NICE's manual on health technology evaluations notes that, above a most plausible incremental cost-effectiveness ratio (ICER) of £20,000 per QALY gained, judgements about the acceptability of a technology as an effective use of NHS resources will take into account the degree of certainty around the ICER. The committee will be more cautious about recommending a technology if it is less certain about the ICERs presented. But it will also take into account other aspects including uncaptured health benefits. The committee noted the high level of uncertainty for which it requested further analyses (see section 3.16). It noted the level of uncertainty could change once additional information that it requested is shared.

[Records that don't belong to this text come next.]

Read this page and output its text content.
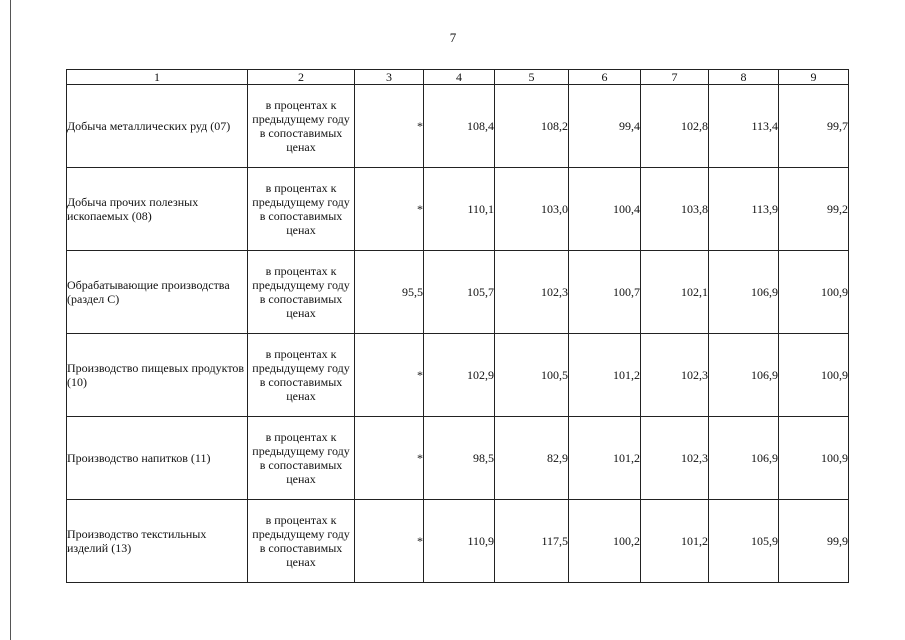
7
1	2	3	4	5	6	7	8	9
Добыча металлических руд (07)	в процентах к предыдущему году в сопоставимых ценах	*	108,4	108,2	99,4	102,8	113,4	99,7
Добыча прочих полезных ископаемых (08)	в процентах к предыдущему году в сопоставимых ценах	*	110,1	103,0	100,4	103,8	113,9	99,2
Обрабатывающие производства (раздел С)	в процентах к предыдущему году в сопоставимых ценах	95,5	105,7	102,3	100,7	102,1	106,9	100,9
Производство пищевых продуктов (10)	в процентах к предыдущему году в сопоставимых ценах	*	102,9	100,5	101,2	102,3	106,9	100,9
Производство напитков (11)	в процентах к предыдущему году в сопоставимых ценах	*	98,5	82,9	101,2	102,3	106,9	100,9
Производство текстильных изделий (13)	в процентах к предыдущему году в сопоставимых ценах	*	110,9	117,5	100,2	101,2	105,9	99,9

The committee concluded that it could not determine an acceptable ICER, but because of uncertainty it was towards the lower end of the range NICE considers a cost-effective use of NHS resources (£20,000 to £30,000 per QALY gained). The committee noted it would reconsider this once further analyses have been provided.

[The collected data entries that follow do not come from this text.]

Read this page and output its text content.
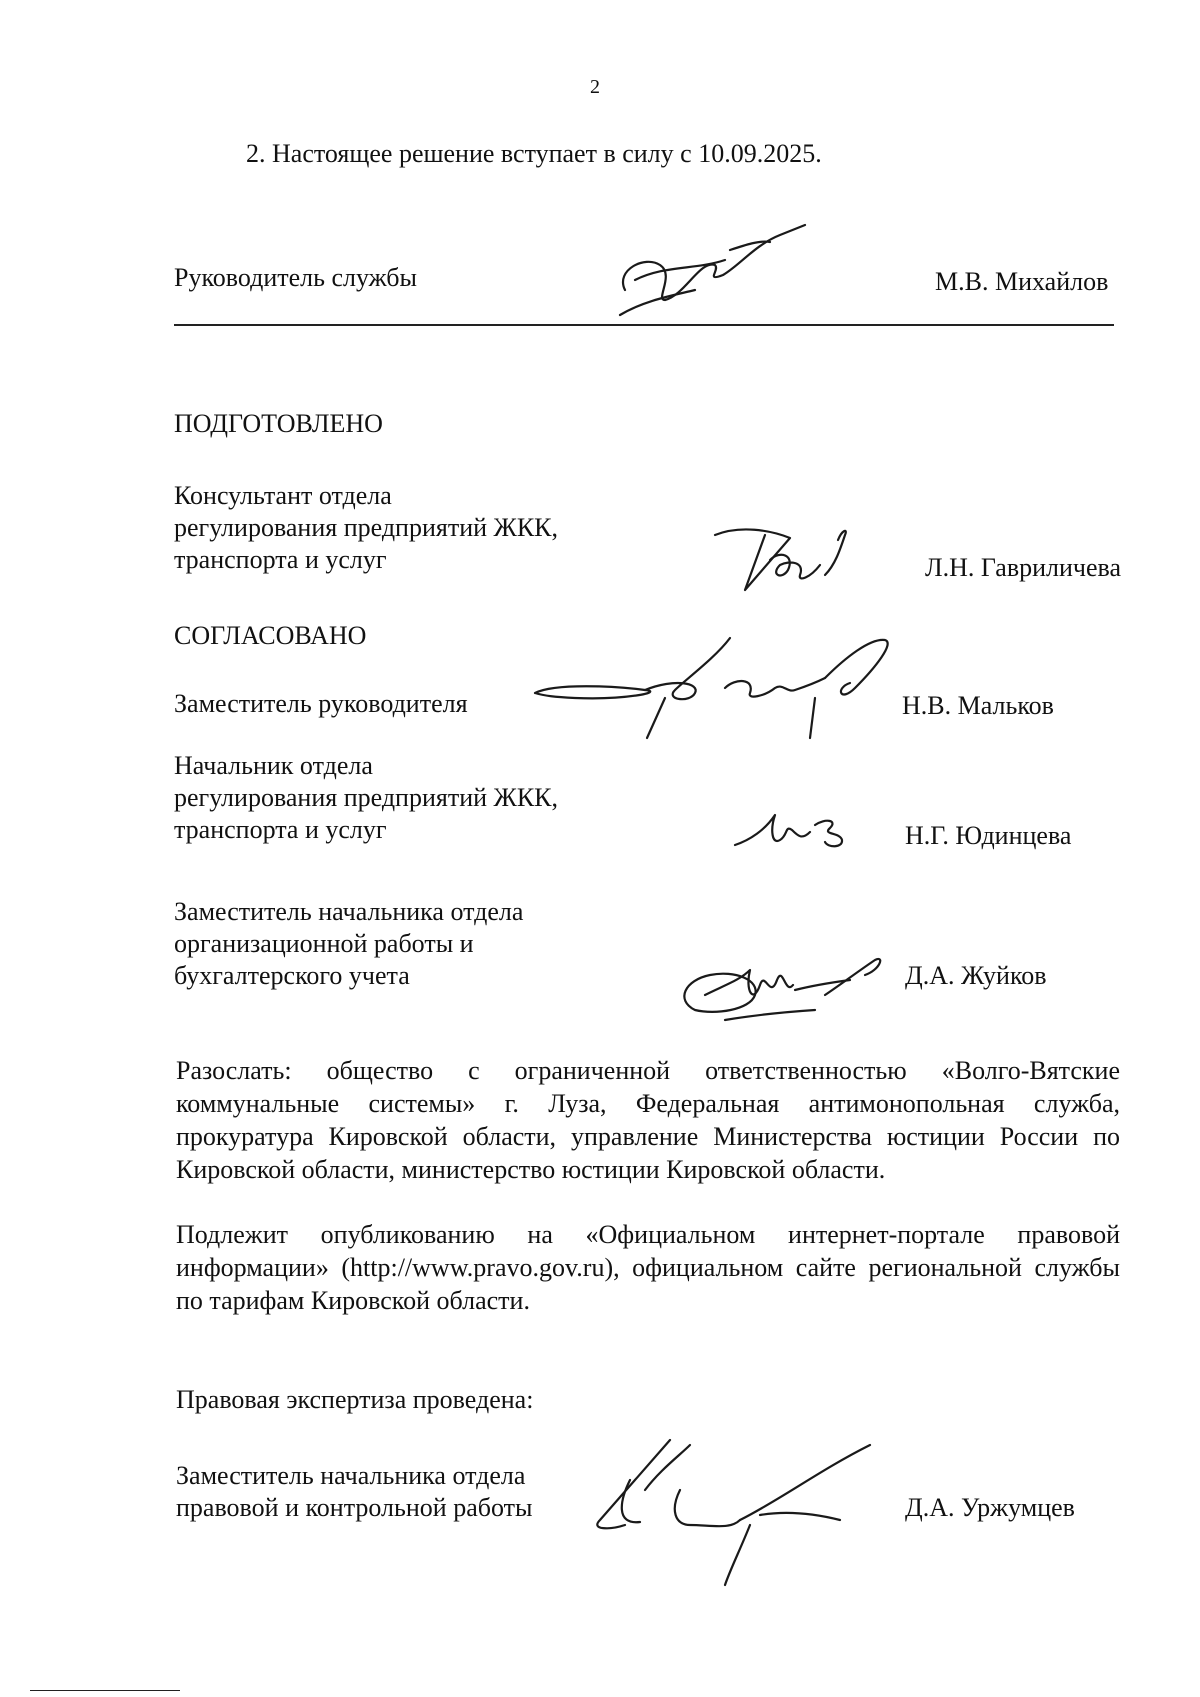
2
2. Настоящее решение вступает в силу с 10.09.2025.
Руководитель службы	М.В. Михайлов
ПОДГОТОВЛЕНО
Консультант отдела
регулирования предприятий ЖКК,
транспорта и услуг	Л.Н. Гавриличева
СОГЛАСОВАНО
Заместитель руководителя	Н.В. Мальков
Начальник отдела
регулирования предприятий ЖКК,
транспорта и услуг	Н.Г. Юдинцева
Заместитель начальника отдела
организационной работы и
бухгалтерского учета	Д.А. Жуйков
Разослать: общество с ограниченной ответственностью «Волго-Вятские коммунальные системы» г. Луза, Федеральная антимонопольная служба, прокуратура Кировской области, управление Министерства юстиции России по Кировской области, министерство юстиции Кировской области.
Подлежит опубликованию на «Официальном интернет-портале правовой информации» (http://www.pravo.gov.ru), официальном сайте региональной службы по тарифам Кировской области.
Правовая экспертиза проведена:
Заместитель начальника отдела
правовой и контрольной работы	Д.А. Уржумцев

The cost-effectiveness results included confidential prices for comparator treatments, so the exact results cannot be reported here. The company's deterministic base-case ICER was towards the lower end of the range normally considered a cost-effective use of NHS resources. But, the EAG's corresponding base-case ICER was considerably above the range normally considered cost effective. The committee concluded that it was unable to determine a committee-preferred base-case ICER, or determine an acceptable ICER. This is because of additional information it would like to see from the company to address uncertainties in the clinical and economic evidence. Specifically, the committee requested:

• an updated analysis that includes the full marketing authorisation population (including people having third-line treatment, see section 3.3)

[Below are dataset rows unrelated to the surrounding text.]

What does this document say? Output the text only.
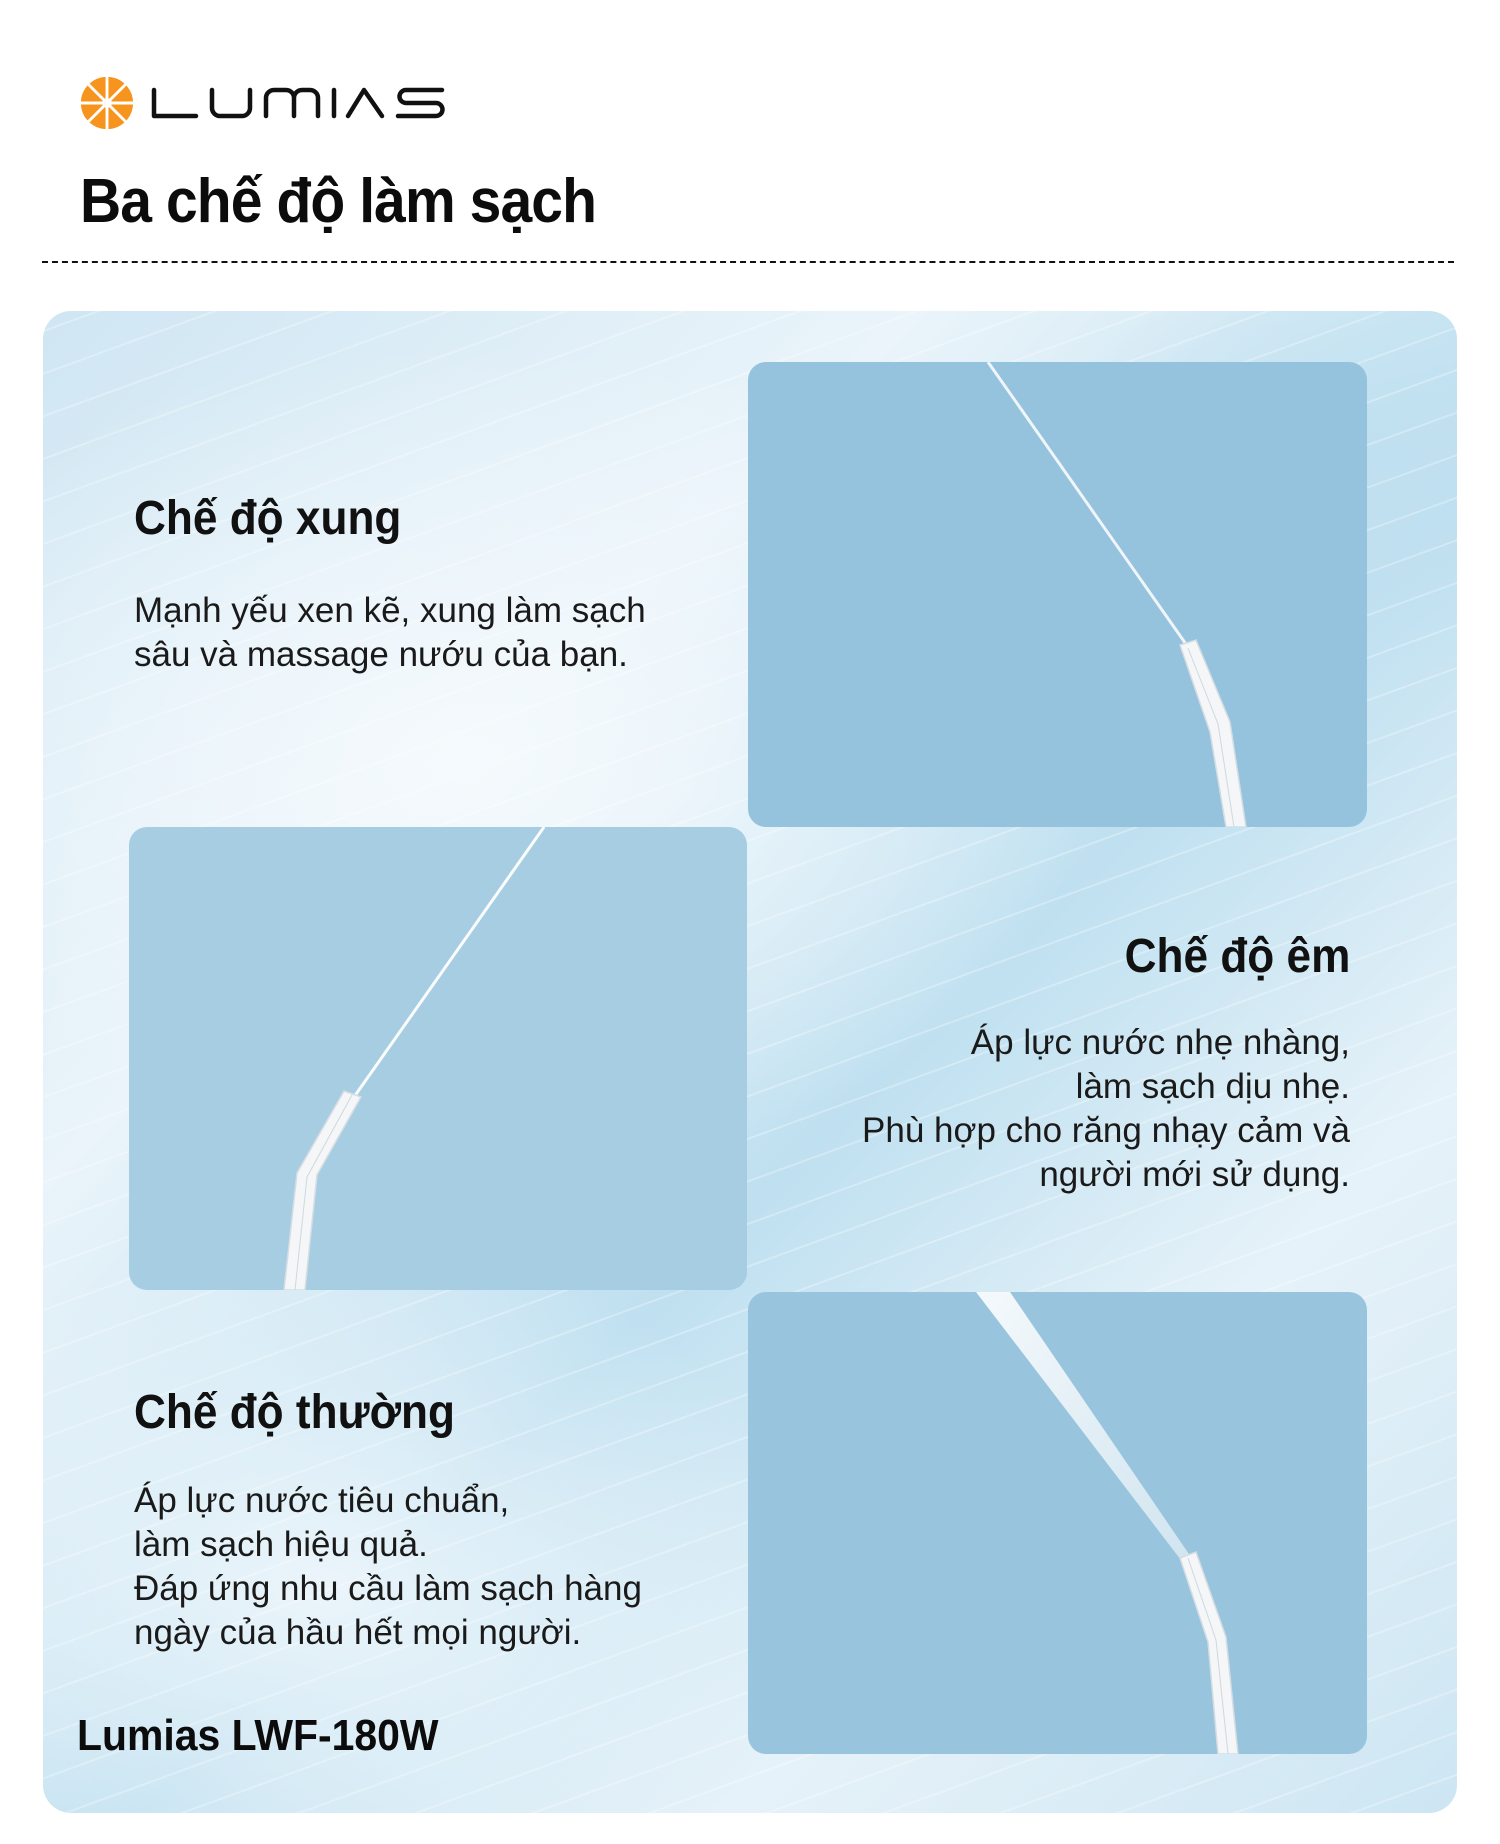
Ba chế độ làm sạch
Chế độ xung

Mạnh yếu xen kẽ, xung làm sạch
sâu và massage nướu của bạn.

Chế độ êm

Áp lực nước nhẹ nhàng,
làm sạch dịu nhẹ.
Phù hợp cho răng nhạy cảm và
người mới sử dụng.

Chế độ thường

Áp lực nước tiêu chuẩn,
làm sạch hiệu quả.
Đáp ứng nhu cầu làm sạch hàng
ngày của hầu hết mọi người.

Lumias LWF-180W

• full justification, including a full breakdown of available evidence, and clear definition of the treatment at fourth line or later population if the full marketing authorisation population cannot be modelled (see section 3.3)

• longer follow-up data for the EPCORE NHL-1 dose-optimisation cohort (see section 3.4)

• a full exploration of alternative comparator data, an updated indirect treatment comparison, and an assessment of generalisability to the UK (see section 3.5 and section 3.7), as well as:

  • using alternative comparator data to validate model outcomes

  • using a simulated treatment comparison to validate the matching adjusted indirect treatment comparison, if possible

  • a full exploration of prognostic factors, especially for people with refractory disease

• more complex methods to adjust for COVID-19 deaths in EPCORE NHL-1 data instead of only censoring them, such as using causal inference (see section 3.6)

• stronger justifications for the company approach to modelling comparator survival, with an investigation into the underlying hazards and exploration of statistical fit (see section 3.9)

• scenario analyses that fully removes people who had CAR-T therapy from efficacy estimates, or includes the associated costs for people who had CAR-T therapy in efficacy estimates (see section 3.11).

The committee did not identify any equality issues.

The committee recalled the significant unmet need for treatment options for relapsed or refractory follicular lymphoma. It also recalled the uncertainties with the clinical and economic evidence and the additional information it had requested from the company, especially around exploring the possibility of modelling people having third line treatment. It noted that this meant it could not determine the most plausible ICER, or an acceptable ICER. So, the committee did not recommend epcoritamab for treating relapsed or refractory follicular lymphoma, either for routine NHS use.